Étendre la parité aux communes de moins de 1.000 habitants ?
Comment encourager l'engagement et l’accès aux responsabilités des femmes issues des territoires ruraux ? Cette question a été au cœur des échanges. Les femmes représentent aujourd'hui
- 42% des élus locaux
- mais seulement 20% des maires
- 11% des présidents de conseils communautaires,
- 20% des présidents de conseils départementaux,
- un tiers des présidents de conseils régionaux.
Dans les conseils municipaux des communes de moins de 1.000 habitants – qui représentent près des trois quarts des communes en France –, la part des femmes reste inférieure à celle des hommes : 38%, contre 49% dans les communes de plus de 1.000 habitants où s'applique l'obligation d'un scrutin de liste paritaire.
L'une des recommandations du rapport était de "faire sauter le verrou des 1.000 habitants" concernant l'application du scrutin paritaire, rappelle Jean-Michel Arnaud, sénateur centriste des Hautes-Alpes.

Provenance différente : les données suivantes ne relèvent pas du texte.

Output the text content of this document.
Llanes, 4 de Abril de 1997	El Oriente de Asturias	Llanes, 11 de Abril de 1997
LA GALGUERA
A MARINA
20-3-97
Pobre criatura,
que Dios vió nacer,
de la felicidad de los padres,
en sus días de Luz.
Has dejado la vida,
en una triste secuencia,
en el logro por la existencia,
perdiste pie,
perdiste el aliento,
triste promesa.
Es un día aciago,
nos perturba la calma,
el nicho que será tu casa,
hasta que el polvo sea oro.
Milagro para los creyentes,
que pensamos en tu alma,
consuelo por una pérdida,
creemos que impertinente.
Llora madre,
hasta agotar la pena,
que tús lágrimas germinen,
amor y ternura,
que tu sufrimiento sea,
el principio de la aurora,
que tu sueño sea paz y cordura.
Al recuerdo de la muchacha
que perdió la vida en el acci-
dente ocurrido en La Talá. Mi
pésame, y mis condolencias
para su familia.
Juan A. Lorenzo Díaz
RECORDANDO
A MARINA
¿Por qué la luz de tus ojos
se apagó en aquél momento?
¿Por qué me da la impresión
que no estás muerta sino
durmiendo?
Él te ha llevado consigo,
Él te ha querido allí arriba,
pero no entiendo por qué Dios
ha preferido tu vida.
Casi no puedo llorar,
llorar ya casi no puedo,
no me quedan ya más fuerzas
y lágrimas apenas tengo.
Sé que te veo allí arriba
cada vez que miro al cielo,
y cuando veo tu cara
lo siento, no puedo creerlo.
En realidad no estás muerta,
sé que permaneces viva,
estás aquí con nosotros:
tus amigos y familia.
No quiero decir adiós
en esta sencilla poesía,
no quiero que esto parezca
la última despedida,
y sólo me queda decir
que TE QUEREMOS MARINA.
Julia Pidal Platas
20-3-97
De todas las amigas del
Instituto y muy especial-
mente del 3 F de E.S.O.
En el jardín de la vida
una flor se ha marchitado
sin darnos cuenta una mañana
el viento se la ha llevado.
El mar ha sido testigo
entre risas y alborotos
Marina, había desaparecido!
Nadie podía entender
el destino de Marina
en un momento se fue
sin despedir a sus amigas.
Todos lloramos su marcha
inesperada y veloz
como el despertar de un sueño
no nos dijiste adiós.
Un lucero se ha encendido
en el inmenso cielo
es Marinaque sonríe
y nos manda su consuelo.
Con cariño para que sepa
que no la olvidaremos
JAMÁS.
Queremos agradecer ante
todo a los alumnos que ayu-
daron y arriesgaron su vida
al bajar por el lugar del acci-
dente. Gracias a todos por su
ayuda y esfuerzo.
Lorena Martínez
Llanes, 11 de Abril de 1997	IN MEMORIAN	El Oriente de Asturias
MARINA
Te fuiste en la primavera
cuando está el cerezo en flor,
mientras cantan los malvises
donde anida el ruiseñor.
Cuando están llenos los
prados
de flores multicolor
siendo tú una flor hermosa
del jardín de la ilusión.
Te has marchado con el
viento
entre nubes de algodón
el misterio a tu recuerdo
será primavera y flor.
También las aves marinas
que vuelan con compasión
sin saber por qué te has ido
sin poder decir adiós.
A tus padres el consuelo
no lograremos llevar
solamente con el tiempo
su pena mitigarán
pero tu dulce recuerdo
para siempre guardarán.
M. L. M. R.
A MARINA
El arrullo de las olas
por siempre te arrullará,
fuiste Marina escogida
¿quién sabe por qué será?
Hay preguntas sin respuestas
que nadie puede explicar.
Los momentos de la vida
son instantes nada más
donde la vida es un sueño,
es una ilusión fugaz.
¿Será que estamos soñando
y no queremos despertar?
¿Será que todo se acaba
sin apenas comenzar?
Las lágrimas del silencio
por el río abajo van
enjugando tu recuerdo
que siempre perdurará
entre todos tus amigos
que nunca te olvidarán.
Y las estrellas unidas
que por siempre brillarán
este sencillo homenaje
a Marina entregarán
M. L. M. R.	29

Malgré "les difficultés que cela pose", le corapporteur estime que "les lignes ont un peu bougé", notamment au sein de l’Association des maires de France (AMF) (voir notre article du 12 mars 2021). Le débat ne semble toutefois pas tranché. Maire de Rognac (Bouches-du-Rhône) ayant des fonctions à l’AMF, Sylvie Miceli-Houdais fait valoir qu'il est déjà difficile de trouver des volontaires dans certaines communes rurales pour constituer "une liste tout court".

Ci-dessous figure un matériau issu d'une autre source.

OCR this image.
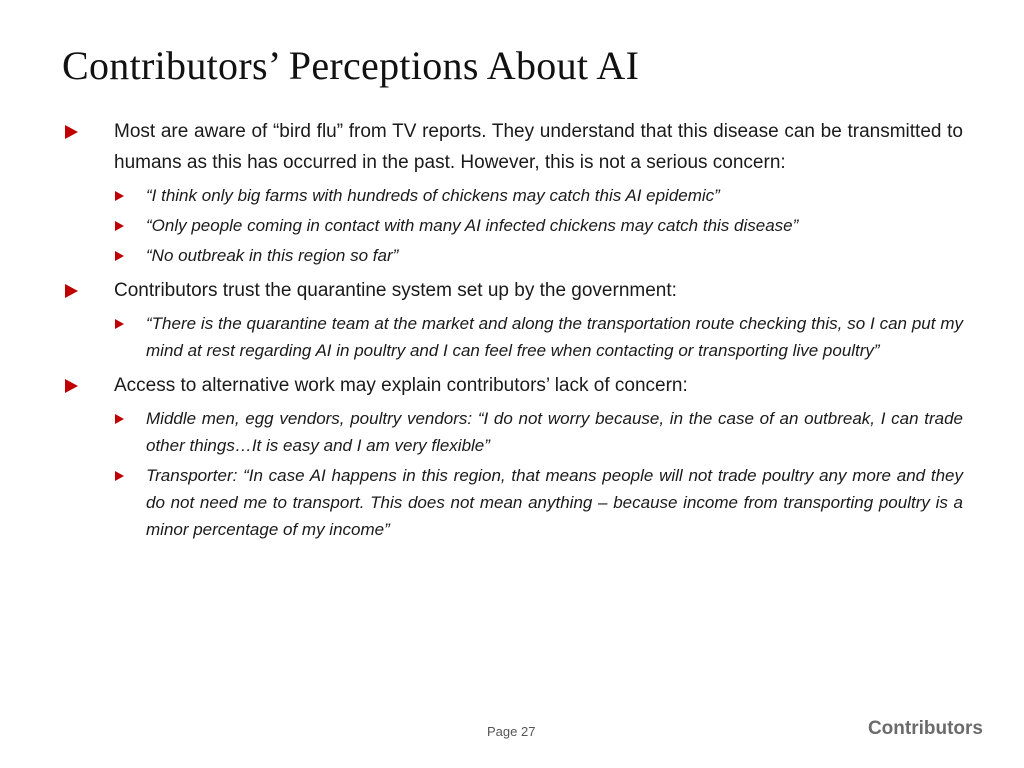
Contributors’ Perceptions About AI
Most are aware of “bird flu” from TV reports. They understand that this disease can be transmitted to humans as this has occurred in the past. However, this is not a serious concern:
“I think only big farms with hundreds of chickens may catch this AI epidemic”
“Only people coming in contact with many AI infected chickens may catch this disease”
“No outbreak in this region so far”
Contributors trust the quarantine system set up by the government:
“There is the quarantine team at the market and along the transportation route checking this, so I can put my mind at rest regarding AI in poultry and I can feel free when contacting or transporting live poultry”
Access to alternative work may explain contributors’ lack of concern:
Middle men, egg vendors, poultry vendors: “I do not worry because, in the case of an outbreak, I can trade other things…It is easy and I am very flexible”
Transporter: “In case AI happens in this region, that means people will not trade poultry any more and they do not need me to transport. This does not mean anything – because income from transporting poultry is a minor percentage of my income”
Page 27	Contributors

La parité n'avance qu'avec de telles "contraintes", lui répondent plusieurs sénatrices et élues locales. "Aller chercher des femmes en ruralité dans des communes de moins de 1.000 c’est aussi possible que dans de plus grandes communes", estime Laurence Perez, maire de la commune nouvelle de Saint-Jean-de-Galaure (Drôme).
Un besoin de formation et de secrétaire de mairie pour des maires ruraux "sur tous les fronts"
Présidente de la délégation sénatoriale aux collectivités territoriales, Françoise Gatel se dit quant à elle favorable à l’extension du scrutin paritaire aux communes rurales, rappelant qu'"un conseil municipal se compose avec un échantillon représentatif de la population (quartiers, hommes et femmes…)". La sénatrice centriste d’Ille-et-Vilaine s’oppose en revanche à l’obligation de parité au niveau intercommunal, estimant que le mécanisme envisagé peut paradoxalement "poser des problèmes démocratiques" ; "la façon de faire", pour elle, c’est d’"encourager des femmes à devenir maires".
Du courage, il en faut effectivement pour accéder à ce type de responsabilités, abondent les élues dans la salle. Dans les communes rurales, les maires, hommes ou femmes, sont "sur tous les fronts" selon Kristina Pluchet, sénatrice (LR) de l’Eure, qui cite l’administratif, la médiation ou encore le désherbage des espaces verts… Et ces élus sont bien souvent démunis face à la charge des responsabilités et l’évolution constante du cadre réglementaire. "Je suis devenue maire par hasard et je me suis retrouvée sans secrétaire de mairie", témoigne la maire d’une commune de 400 habitants en Bourgogne. Sur cette pénurie de secrétaire de mairie, sujet déterminant pour les élus des petites communes (voir notre article du 28 septembre 2022), une proposition de loi vise précisément à "revaloriser le statut de secrétaire de mairie" (ce texte a d'ailleurs, depuis, été voté au Sénat en première lecture - voir notre article du 6 avril). L’édile bourguignonne, qui n’était pas complètement novice après une expérience d’élue d’opposition dans une grande ville, insiste sur le besoin de formation tant des élus que de leurs secrétaires.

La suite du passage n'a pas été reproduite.